The plastic wall from the stall went up into the air, and crashed back down. HA. I jumped up in enthusiasm, pretty much losing lucidity in celebration. I think that there may have been a little more to this lucid, because I remember thinking, _"This lucid is getting long, I hope I remember all of it."_ I think that psychokinesis is one of those things that I will have to learn to just do, and not try to do. Like flying. 

 Anyways, the bathroom became a dojang. People were practicing various martial arts - none of which I knew. My instructor was there too, teaching people strange kicks. I might have gained a little lucidity here, because I remember practicing some moves that would require anti-gravity.

 There was a little girl in the corner playing all alone. 

 I went over to her and asked her if I could join her. She seemed happy that I asked.

 We went outside and toured the campus together. There was a strange abandoned house that she kept wanting to venture over to, I tried to keep her as far away from it as possible. 

 We played in a giant pile of clay, it was totally fun. I made her a clay model of Woody, but I was having trouble keeping his limbs on. I decided that I would glue it later so it wouldn't break off for her


.

----------


## ninja9578

Some of these have been fun reads  ::D:

----------


## Soulnote

12.05.2011Regaining Control (DILD)

NON-DREAM DREAM LUCID

This is the first control I've had since my consciousness got better in my dreams, besides my DC control

I was at my house, currently in my front yard

I don't remember before being lucid.

I became lucid and was talking to my mum a bit, about how it was a dream, she seemed ok with it. I walked into my carport and remembered the task of the month, I said, "Oh yeah, the task of the month is to telekinesis"

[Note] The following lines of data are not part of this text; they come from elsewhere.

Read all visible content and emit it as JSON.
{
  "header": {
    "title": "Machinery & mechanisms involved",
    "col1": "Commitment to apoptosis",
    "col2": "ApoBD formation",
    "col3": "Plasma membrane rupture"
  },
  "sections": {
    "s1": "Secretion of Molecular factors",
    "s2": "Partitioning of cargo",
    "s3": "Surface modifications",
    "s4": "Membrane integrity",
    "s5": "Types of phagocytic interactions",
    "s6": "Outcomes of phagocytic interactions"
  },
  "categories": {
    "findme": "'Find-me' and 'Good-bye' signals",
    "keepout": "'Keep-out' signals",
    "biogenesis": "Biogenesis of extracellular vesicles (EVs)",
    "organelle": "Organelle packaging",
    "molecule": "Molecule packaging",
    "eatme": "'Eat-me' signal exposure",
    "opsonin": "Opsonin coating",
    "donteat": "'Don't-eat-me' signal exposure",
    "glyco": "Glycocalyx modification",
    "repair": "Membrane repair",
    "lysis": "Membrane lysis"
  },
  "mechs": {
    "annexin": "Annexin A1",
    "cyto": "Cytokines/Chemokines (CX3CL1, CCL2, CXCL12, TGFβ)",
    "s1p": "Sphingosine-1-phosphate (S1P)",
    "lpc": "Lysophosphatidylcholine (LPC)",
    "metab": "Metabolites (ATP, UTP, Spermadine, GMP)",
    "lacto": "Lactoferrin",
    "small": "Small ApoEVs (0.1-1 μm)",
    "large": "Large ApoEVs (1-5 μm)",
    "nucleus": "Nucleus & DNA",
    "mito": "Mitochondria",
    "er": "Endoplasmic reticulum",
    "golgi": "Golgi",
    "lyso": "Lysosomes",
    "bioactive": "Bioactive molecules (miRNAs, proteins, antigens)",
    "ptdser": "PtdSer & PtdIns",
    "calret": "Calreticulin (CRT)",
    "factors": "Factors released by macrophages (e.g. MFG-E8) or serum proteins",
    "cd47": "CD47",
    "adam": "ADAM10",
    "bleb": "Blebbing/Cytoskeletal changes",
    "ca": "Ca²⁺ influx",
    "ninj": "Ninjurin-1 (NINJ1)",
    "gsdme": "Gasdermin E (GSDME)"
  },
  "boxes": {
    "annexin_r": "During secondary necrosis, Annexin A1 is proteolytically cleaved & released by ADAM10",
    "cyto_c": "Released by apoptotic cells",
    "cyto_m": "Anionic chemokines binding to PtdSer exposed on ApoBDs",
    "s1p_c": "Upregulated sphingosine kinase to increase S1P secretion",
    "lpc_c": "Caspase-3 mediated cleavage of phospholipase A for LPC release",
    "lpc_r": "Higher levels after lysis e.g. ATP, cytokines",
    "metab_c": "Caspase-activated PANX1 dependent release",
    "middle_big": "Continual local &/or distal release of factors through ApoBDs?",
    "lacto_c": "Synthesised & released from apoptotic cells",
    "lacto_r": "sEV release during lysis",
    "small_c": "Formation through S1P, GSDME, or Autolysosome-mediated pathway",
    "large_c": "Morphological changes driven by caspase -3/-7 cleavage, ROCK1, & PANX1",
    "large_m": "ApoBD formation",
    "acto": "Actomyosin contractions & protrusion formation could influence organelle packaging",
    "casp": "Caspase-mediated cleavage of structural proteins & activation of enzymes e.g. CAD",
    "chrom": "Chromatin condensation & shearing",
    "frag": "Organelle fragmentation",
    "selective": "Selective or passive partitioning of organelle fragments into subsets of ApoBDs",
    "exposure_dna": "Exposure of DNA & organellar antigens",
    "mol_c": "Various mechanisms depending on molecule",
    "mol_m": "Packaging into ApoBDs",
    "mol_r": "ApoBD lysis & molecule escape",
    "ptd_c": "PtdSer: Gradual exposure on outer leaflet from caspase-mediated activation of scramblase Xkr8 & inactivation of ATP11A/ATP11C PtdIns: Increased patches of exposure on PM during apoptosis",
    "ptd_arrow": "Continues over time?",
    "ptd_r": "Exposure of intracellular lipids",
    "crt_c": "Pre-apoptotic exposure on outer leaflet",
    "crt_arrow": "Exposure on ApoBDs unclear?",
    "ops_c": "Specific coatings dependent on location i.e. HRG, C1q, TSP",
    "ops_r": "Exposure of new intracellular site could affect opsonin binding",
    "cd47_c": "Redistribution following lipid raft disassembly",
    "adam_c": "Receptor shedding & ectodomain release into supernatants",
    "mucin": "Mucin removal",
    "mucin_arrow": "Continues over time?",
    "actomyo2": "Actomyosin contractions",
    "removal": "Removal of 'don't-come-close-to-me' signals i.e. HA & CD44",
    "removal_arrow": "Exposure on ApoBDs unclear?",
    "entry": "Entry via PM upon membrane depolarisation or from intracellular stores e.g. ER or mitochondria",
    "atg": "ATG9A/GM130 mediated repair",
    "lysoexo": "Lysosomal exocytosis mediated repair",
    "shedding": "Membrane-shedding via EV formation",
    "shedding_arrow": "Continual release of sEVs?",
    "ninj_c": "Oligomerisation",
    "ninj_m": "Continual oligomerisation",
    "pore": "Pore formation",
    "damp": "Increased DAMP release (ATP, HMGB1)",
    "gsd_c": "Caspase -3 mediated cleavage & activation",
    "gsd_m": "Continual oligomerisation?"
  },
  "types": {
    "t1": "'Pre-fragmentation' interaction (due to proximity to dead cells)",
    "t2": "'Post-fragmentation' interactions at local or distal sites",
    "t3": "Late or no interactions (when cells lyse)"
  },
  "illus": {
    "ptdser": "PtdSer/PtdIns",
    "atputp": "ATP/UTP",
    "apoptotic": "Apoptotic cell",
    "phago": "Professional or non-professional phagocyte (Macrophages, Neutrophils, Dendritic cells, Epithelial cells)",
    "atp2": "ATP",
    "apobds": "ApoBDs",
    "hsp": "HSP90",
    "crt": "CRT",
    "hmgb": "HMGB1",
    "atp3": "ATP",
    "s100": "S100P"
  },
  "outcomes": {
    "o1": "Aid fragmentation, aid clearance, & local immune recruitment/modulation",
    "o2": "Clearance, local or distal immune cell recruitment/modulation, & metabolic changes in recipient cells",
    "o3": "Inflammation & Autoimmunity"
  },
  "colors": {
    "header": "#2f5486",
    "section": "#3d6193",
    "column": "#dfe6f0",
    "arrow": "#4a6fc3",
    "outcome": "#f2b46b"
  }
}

I walked over to a 12 wine rack and held my arm out. I concentrated for a bit and moved my arm up, levitation fail. I tried once more and successfully levitated it, my mum asked me what I was doing and I thought of tipping all the bottles on her. She seriously annoyed me before I went to bed, but I just decided to throw it with my telekinesis and watched it shatter.

I then remembered the advanced goal, to drop the moon...but it was daytime. I tried to make it night, with different methods:

- Turn the sun into the moon - Fail
- I noticed I could move the sun, so I tried to swap them - Got dark
- Extreme time control - Time...Reversal??
- Yelling to the sky - Nothing

I then went into my yard and saw a gigantic hill from my backyard, it looked like it was draw there, not a bad drawing but a masterpiece with good shading. I noticed it had 2 cows in it too. A larger cow came from behind them and ran straight past them, then a huge ryhno-like creature fell from the sky and landed on the hill, on it's back and ran off sfter it got up. Then a strange creature with a sword in it's mouth jumped past a tree and there were slashing noises and a light trail where it slashed, the tree broke up along the, around 5 slash lines.
Funny thing is, if it were night, I would of been able to crash the moon, because I could move the sun

So this is it  :smiley:

----------


## jaspersaghost

hmm im new at this whole lucid dreaming thing but i gotta try this.. wish me luck

----------


## dreamerJon23

*Complete!

I moved an orange back to my hand after I threw it at the wall.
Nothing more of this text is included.